John Cameron Mitchell

John Cameron Mitchell

American actor, writer, director, and now producer John Cameron Mitchell (b. El Paso, TX, April 21, 1963), is best known for the long-running off-Broadway rock musical Hedwig and the Angry Inch (starring himself as Hedwig and co-written with composer Stephen Trask) that became a Golden Globe®-nominated film in 2001. He has also earned three Obies and three Drama Desk Award nominations for his work off-Broadway and at Lincoln Center.

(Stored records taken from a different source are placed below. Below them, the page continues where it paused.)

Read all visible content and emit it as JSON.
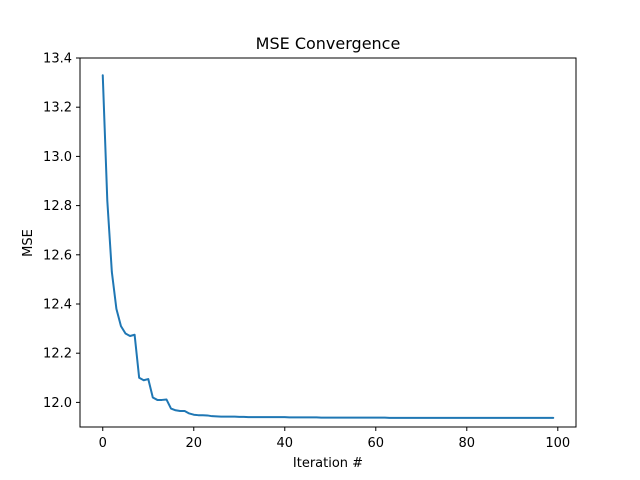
{
  "chart_data": {
    "type": "line",
    "title": "MSE Convergence",
    "xlabel": "Iteration #",
    "ylabel": "MSE",
    "xlim": [
      -5,
      104
    ],
    "ylim": [
      11.9,
      13.4
    ],
    "xticks": [
      0,
      20,
      40,
      60,
      80,
      100
    ],
    "yticks": [
      12.0,
      12.2,
      12.4,
      12.6,
      12.8,
      13.0,
      13.2,
      13.4
    ],
    "grid": false,
    "series": [
      {
        "color": "#1f77b4",
        "x": [
          0,
          1,
          2,
          3,
          4,
          5,
          6,
          7,
          8,
          9,
          10,
          11,
          12,
          13,
          14,
          15,
          16,
          17,
          18,
          19,
          20,
          21,
          22,
          23,
          24,
          25,
          26,
          27,
          28,
          29,
          30,
          31,
          32,
          33,
          34,
          35,
          36,
          37,
          38,
          39,
          40,
          41,
          42,
          43,
          44,
          45,
          46,
          47,
          48,
          49,
          50,
          51,
          52,
          53,
          54,
          55,
          56,
          57,
          58,
          59,
          60,
          61,
          62,
          63,
          64,
          65,
          66,
          67,
          68,
          69,
          70,
          71,
          72,
          73,
          74,
          75,
          76,
          77,
          78,
          79,
          80,
          81,
          82,
          83,
          84,
          85,
          86,
          87,
          88,
          89,
          90,
          91,
          92,
          93,
          94,
          95,
          96,
          97,
          98,
          99
        ],
        "y": [
          13.33,
          12.82,
          12.53,
          12.38,
          12.31,
          12.28,
          12.27,
          12.275,
          12.1,
          12.09,
          12.095,
          12.02,
          12.01,
          12.01,
          12.012,
          11.975,
          11.968,
          11.965,
          11.965,
          11.955,
          11.95,
          11.948,
          11.948,
          11.947,
          11.944,
          11.943,
          11.942,
          11.942,
          11.942,
          11.942,
          11.941,
          11.941,
          11.94,
          11.94,
          11.94,
          11.94,
          11.94,
          11.94,
          11.94,
          11.94,
          11.94,
          11.939,
          11.939,
          11.939,
          11.939,
          11.939,
          11.939,
          11.939,
          11.938,
          11.938,
          11.938,
          11.938,
          11.938,
          11.938,
          11.938,
          11.938,
          11.938,
          11.938,
          11.938,
          11.938,
          11.938,
          11.938,
          11.938,
          11.937,
          11.937,
          11.937,
          11.937,
          11.937,
          11.937,
          11.937,
          11.937,
          11.937,
          11.937,
          11.937,
          11.937,
          11.937,
          11.937,
          11.937,
          11.937,
          11.937,
          11.937,
          11.937,
          11.937,
          11.937,
          11.937,
          11.937,
          11.937,
          11.937,
          11.937,
          11.937,
          11.937,
          11.937,
          11.937,
          11.937,
          11.937,
          11.937,
          11.937,
          11.937,
          11.937,
          11.937
        ]
      }
    ]
  }
}
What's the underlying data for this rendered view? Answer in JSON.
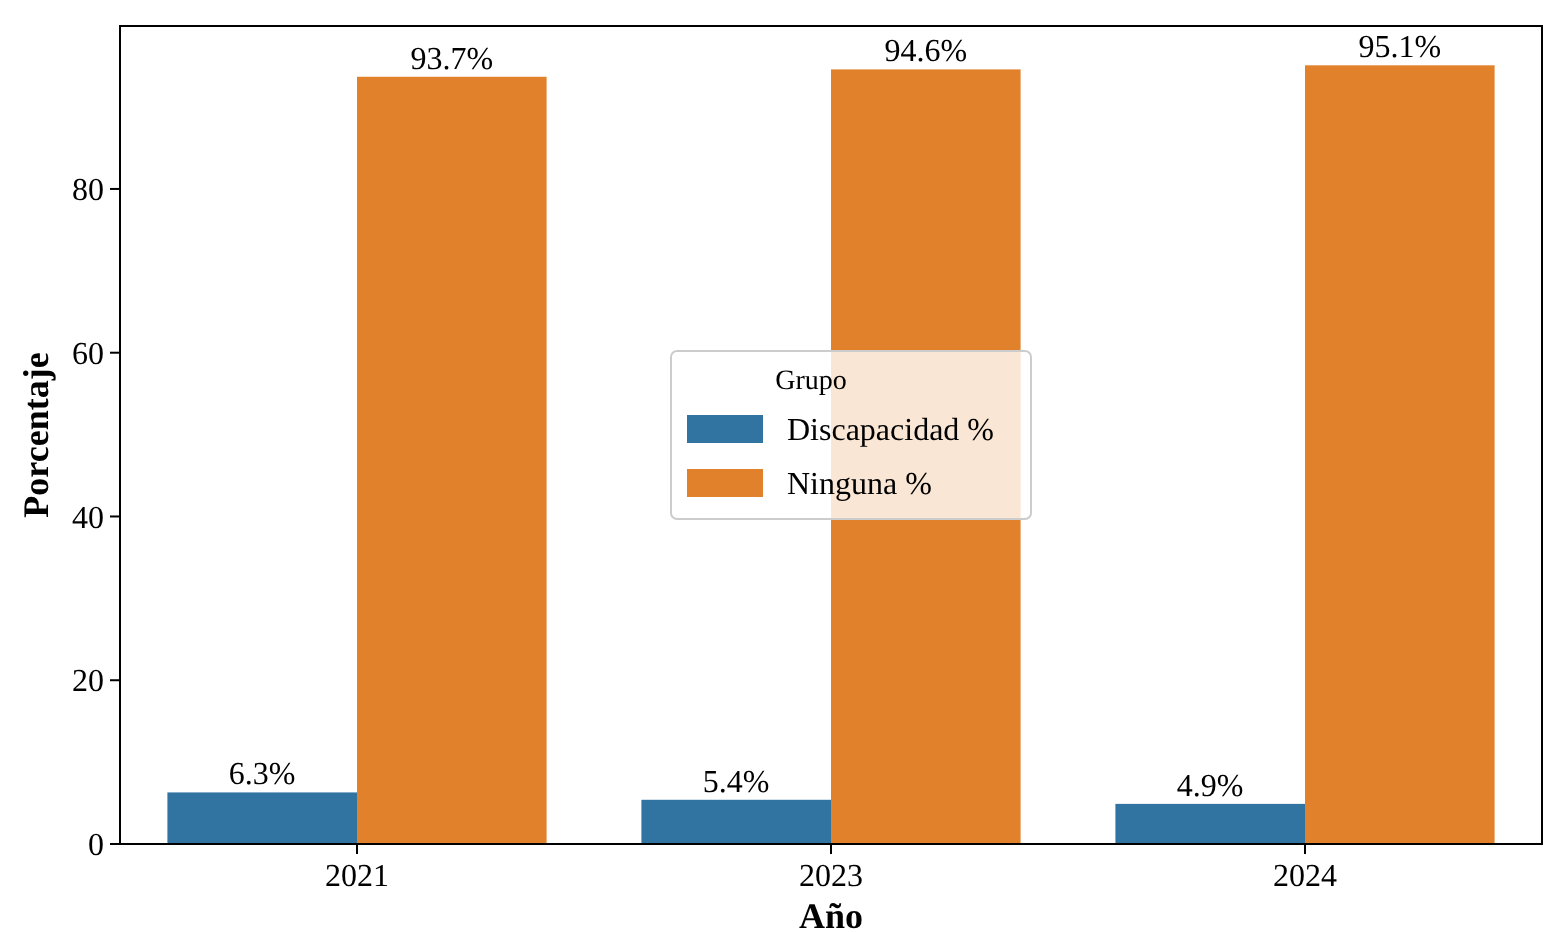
{
  "chart_data": {
    "type": "bar",
    "xlabel": "Año",
    "ylabel": "Porcentaje",
    "legend_title": "Grupo",
    "legend": "center",
    "grid": false,
    "categories": [
      "2021",
      "2023",
      "2024"
    ],
    "ylim": [
      0,
      99.9
    ],
    "yticks": [
      0,
      20,
      40,
      60,
      80
    ],
    "series": [
      {
        "name": "Discapacidad %",
        "color": "#3274a1",
        "values": [
          6.3,
          5.4,
          4.9
        ],
        "value_labels": [
          "6.3%",
          "5.4%",
          "4.9%"
        ]
      },
      {
        "name": "Ninguna %",
        "color": "#e1812c",
        "values": [
          93.7,
          94.6,
          95.1
        ],
        "value_labels": [
          "93.7%",
          "94.6%",
          "95.1%"
        ]
      }
    ]
  }
}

Mitchell is the son of an army officer and a Scottish-born housewife, born on a military base. Like most “army brats,” he grew up moving from place to place around the world with his family. His first stage role at age eleven was as the Virgin Mary in a Christmas musical at a boarding school in Scotland. He studied theater at Northwestern University but left college before graduation, moved to New York and found work understudying the role of Huckleberry Finn in Big River (1985). He then went to California and played bit parts in many television shows (The New Twilight Zone 1986, MacGyver 1987, Freddy’s Nightmares 1988, Dreamer of Oz 1990, Law & Order 1995) and educational films (Just Along for the Ride 1983, My Father’s Son: The Legacy of Alcoholism 1984).

In 1990 Mitchell returned to New York and appeared in the original cast of John Guare’s Six Degrees of Separation. The following year he played Dickon on Broadway in the musical The Secret Garden. Off-Broadway in 1992, he earned an Obie Award for his performance in Larry Kramer’s The Destiny of Me. Again at Lincoln Center in 1994, he played two gay male characters in Michael John LaChiusa’s musical, Hello Again. In Spike Lee’s 1996 film Girl Six, he had a one-word part playing a pornography auditioner (“Delivery!”).

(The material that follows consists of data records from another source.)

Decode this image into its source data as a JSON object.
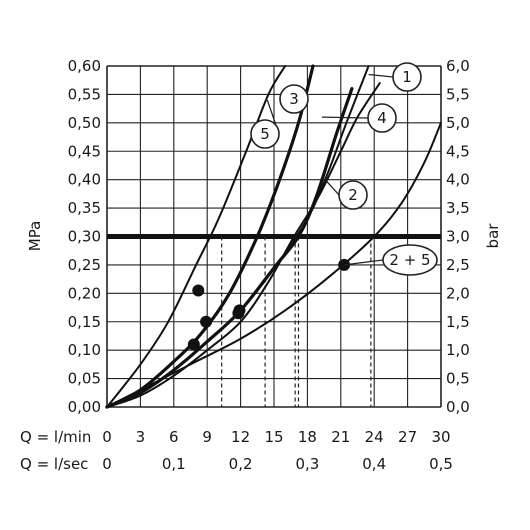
{
  "chart_data": {
    "type": "line",
    "ylabel_left": "MPa",
    "ylabel_right": "bar",
    "xlabel_lmin": "Q = l/min",
    "xlabel_lsec": "Q = l/sec",
    "xlim": [
      0,
      30
    ],
    "ylim": [
      0,
      0.6
    ],
    "grid": true,
    "x_ticks_lmin": [
      "0",
      "3",
      "6",
      "9",
      "12",
      "15",
      "18",
      "21",
      "24",
      "27",
      "30"
    ],
    "x_ticks_lsec": [
      {
        "x": 0,
        "label": "0"
      },
      {
        "x": 6,
        "label": "0,1"
      },
      {
        "x": 12,
        "label": "0,2"
      },
      {
        "x": 18,
        "label": "0,3"
      },
      {
        "x": 24,
        "label": "0,4"
      },
      {
        "x": 30,
        "label": "0,5"
      }
    ],
    "y_ticks_left": [
      {
        "y": 0.0,
        "label": "0,00"
      },
      {
        "y": 0.05,
        "label": "0,05"
      },
      {
        "y": 0.1,
        "label": "0,10"
      },
      {
        "y": 0.15,
        "label": "0,15"
      },
      {
        "y": 0.2,
        "label": "0,20"
      },
      {
        "y": 0.25,
        "label": "0,25"
      },
      {
        "y": 0.3,
        "label": "0,30"
      },
      {
        "y": 0.35,
        "label": "0,35"
      },
      {
        "y": 0.4,
        "label": "0,40"
      },
      {
        "y": 0.45,
        "label": "0,45"
      },
      {
        "y": 0.5,
        "label": "0,50"
      },
      {
        "y": 0.55,
        "label": "0,55"
      },
      {
        "y": 0.6,
        "label": "0,60"
      }
    ],
    "y_ticks_right": [
      {
        "y": 0.0,
        "label": "0,0"
      },
      {
        "y": 0.05,
        "label": "0,5"
      },
      {
        "y": 0.1,
        "label": "1,0"
      },
      {
        "y": 0.15,
        "label": "1,5"
      },
      {
        "y": 0.2,
        "label": "2,0"
      },
      {
        "y": 0.25,
        "label": "2,5"
      },
      {
        "y": 0.3,
        "label": "3,0"
      },
      {
        "y": 0.35,
        "label": "3,5"
      },
      {
        "y": 0.4,
        "label": "4,0"
      },
      {
        "y": 0.45,
        "label": "4,5"
      },
      {
        "y": 0.5,
        "label": "5,0"
      },
      {
        "y": 0.55,
        "label": "5,5"
      },
      {
        "y": 0.6,
        "label": "6,0"
      }
    ],
    "reference_line": {
      "y": 0.3
    },
    "series": [
      {
        "name": "5",
        "bold": false,
        "x": [
          0,
          3,
          5.5,
          8,
          10,
          12.5,
          14.5,
          16
        ],
        "y": [
          0,
          0.075,
          0.15,
          0.25,
          0.33,
          0.45,
          0.55,
          0.6
        ]
      },
      {
        "name": "3",
        "bold": true,
        "x": [
          0,
          3,
          6,
          8.5,
          11,
          13.5,
          15.5,
          17.2,
          18.5
        ],
        "y": [
          0,
          0.03,
          0.08,
          0.13,
          0.2,
          0.3,
          0.4,
          0.5,
          0.6
        ]
      },
      {
        "name": "4",
        "bold": true,
        "x": [
          0,
          3,
          6,
          9,
          12,
          15,
          17.2,
          18.8,
          20.6,
          22
        ],
        "y": [
          0,
          0.025,
          0.065,
          0.115,
          0.17,
          0.245,
          0.3,
          0.37,
          0.48,
          0.56
        ]
      },
      {
        "name": "1",
        "bold": false,
        "x": [
          0,
          3,
          6,
          9,
          12,
          14.5,
          17,
          18.5,
          20,
          21.5,
          23.5
        ],
        "y": [
          0,
          0.025,
          0.065,
          0.115,
          0.17,
          0.23,
          0.3,
          0.35,
          0.42,
          0.5,
          0.6
        ]
      },
      {
        "name": "2",
        "bold": false,
        "x": [
          0,
          3,
          6,
          9,
          12,
          14.5,
          16.8,
          19,
          21,
          22.5,
          24.5
        ],
        "y": [
          0,
          0.02,
          0.055,
          0.1,
          0.15,
          0.22,
          0.3,
          0.37,
          0.45,
          0.51,
          0.57
        ]
      },
      {
        "name": "2 + 5",
        "bold": false,
        "x": [
          0,
          4,
          8,
          12,
          16,
          20,
          24,
          26.5,
          28.5,
          30
        ],
        "y": [
          0,
          0.04,
          0.08,
          0.12,
          0.17,
          0.23,
          0.3,
          0.36,
          0.43,
          0.5
        ]
      }
    ],
    "markers": [
      {
        "x": 8.2,
        "y": 0.205
      },
      {
        "x": 8.9,
        "y": 0.15
      },
      {
        "x": 7.8,
        "y": 0.11
      },
      {
        "x": 11.8,
        "y": 0.165
      },
      {
        "x": 11.9,
        "y": 0.17
      },
      {
        "x": 21.3,
        "y": 0.25
      }
    ],
    "dashed_drops": [
      {
        "x": 10.3,
        "y": 0.3
      },
      {
        "x": 14.2,
        "y": 0.3
      },
      {
        "x": 16.9,
        "y": 0.3
      },
      {
        "x": 17.2,
        "y": 0.3
      },
      {
        "x": 23.7,
        "y": 0.3
      }
    ],
    "callouts": [
      {
        "series": "1",
        "label": "1",
        "shape": "circle",
        "anchor_x": 23.5,
        "anchor_y": 0.585
      },
      {
        "series": "3",
        "label": "3",
        "shape": "circle",
        "anchor_x": 17.8,
        "anchor_y": 0.54
      },
      {
        "series": "4",
        "label": "4",
        "shape": "circle",
        "anchor_x": 19.3,
        "anchor_y": 0.51
      },
      {
        "series": "5",
        "label": "5",
        "shape": "circle",
        "anchor_x": 14.4,
        "anchor_y": 0.54
      },
      {
        "series": "2",
        "label": "2",
        "shape": "circle",
        "anchor_x": 19.6,
        "anchor_y": 0.4
      },
      {
        "series": "2 + 5",
        "label": "2 + 5",
        "shape": "ellipse",
        "anchor_x": 21.3,
        "anchor_y": 0.25
      }
    ]
  }
}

John Cameron Mitchell had grown up hating himself because of his homosexuality, but all that was changing fast. Inspired by the memory of an East German woman – probably a part-time prostitute – who had babysat for his brother Colin while his father was stationed in Berlin, Mitchell conceived of the central character in what was to become the pivotal project of his life, Hedwig and the Angry Inch. Hedwig, whom Mitchell played in drag, evolved over a period of time and through many cabaret performances into a transgendered rocker who had undergone a botched sex-change operation and whose love life and career were on the skids. The final version of the show, with the songs of Trask integral to the plot, took New York City by storm and led to the making of the movie in 2001. Besides the Golden Globe® nomination, it won him Best Director at the  Sundance Film Festival, twenty-six other miscellaneous awards, and twenty-seven more nominations.

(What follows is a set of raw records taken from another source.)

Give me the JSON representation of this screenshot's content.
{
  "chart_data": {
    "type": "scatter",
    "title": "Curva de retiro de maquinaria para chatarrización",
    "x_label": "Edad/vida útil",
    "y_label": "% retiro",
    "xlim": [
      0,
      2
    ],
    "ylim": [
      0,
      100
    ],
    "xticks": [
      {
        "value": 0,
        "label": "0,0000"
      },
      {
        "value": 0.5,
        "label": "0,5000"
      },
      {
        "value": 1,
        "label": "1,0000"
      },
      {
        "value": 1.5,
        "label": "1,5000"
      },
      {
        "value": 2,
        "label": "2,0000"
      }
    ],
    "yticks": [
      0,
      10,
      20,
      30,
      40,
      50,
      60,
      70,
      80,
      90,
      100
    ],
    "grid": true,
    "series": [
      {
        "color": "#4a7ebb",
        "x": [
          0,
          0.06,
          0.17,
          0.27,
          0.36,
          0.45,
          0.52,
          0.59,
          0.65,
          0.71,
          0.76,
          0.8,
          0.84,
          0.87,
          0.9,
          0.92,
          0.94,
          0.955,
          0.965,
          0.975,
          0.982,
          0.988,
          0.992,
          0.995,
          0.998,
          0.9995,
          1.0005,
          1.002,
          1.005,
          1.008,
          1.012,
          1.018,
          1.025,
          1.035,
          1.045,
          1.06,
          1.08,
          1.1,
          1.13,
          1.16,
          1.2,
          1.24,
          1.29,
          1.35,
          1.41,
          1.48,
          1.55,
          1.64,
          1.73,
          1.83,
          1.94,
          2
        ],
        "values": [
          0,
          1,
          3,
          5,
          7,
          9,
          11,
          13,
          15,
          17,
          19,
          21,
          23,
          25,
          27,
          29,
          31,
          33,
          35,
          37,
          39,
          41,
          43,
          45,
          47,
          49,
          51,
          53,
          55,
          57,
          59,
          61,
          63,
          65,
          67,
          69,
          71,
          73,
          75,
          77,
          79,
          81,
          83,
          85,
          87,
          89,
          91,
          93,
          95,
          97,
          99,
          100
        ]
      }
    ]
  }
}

Although he was happy to say goodbye to playing Hedwig, Mitchell was encouraged enough to devote his energies to filmmaking, especially the kind of film that would promote sexual activity as a route to human happiness. His next project was Shortbus, about the search for love and sex in New York City’s salons, filmed without actual stars, but with actual sex scenes. The production was put on hold briefly in 2003 while Mitchell collaborated with Jonathan Caouette (an auditioner for Shortbus) on Tarnation, a documentary about Caouette’s life. Shortbus premiered at the Cannes Film Festival in 2006 and won awards at International Film Festivals in Athens, Gijón, and Zurich.

Mitchell has directed music videos for MTV, appeared in interviews on Politically Incorrect, and hosted Independent Film Channel programs.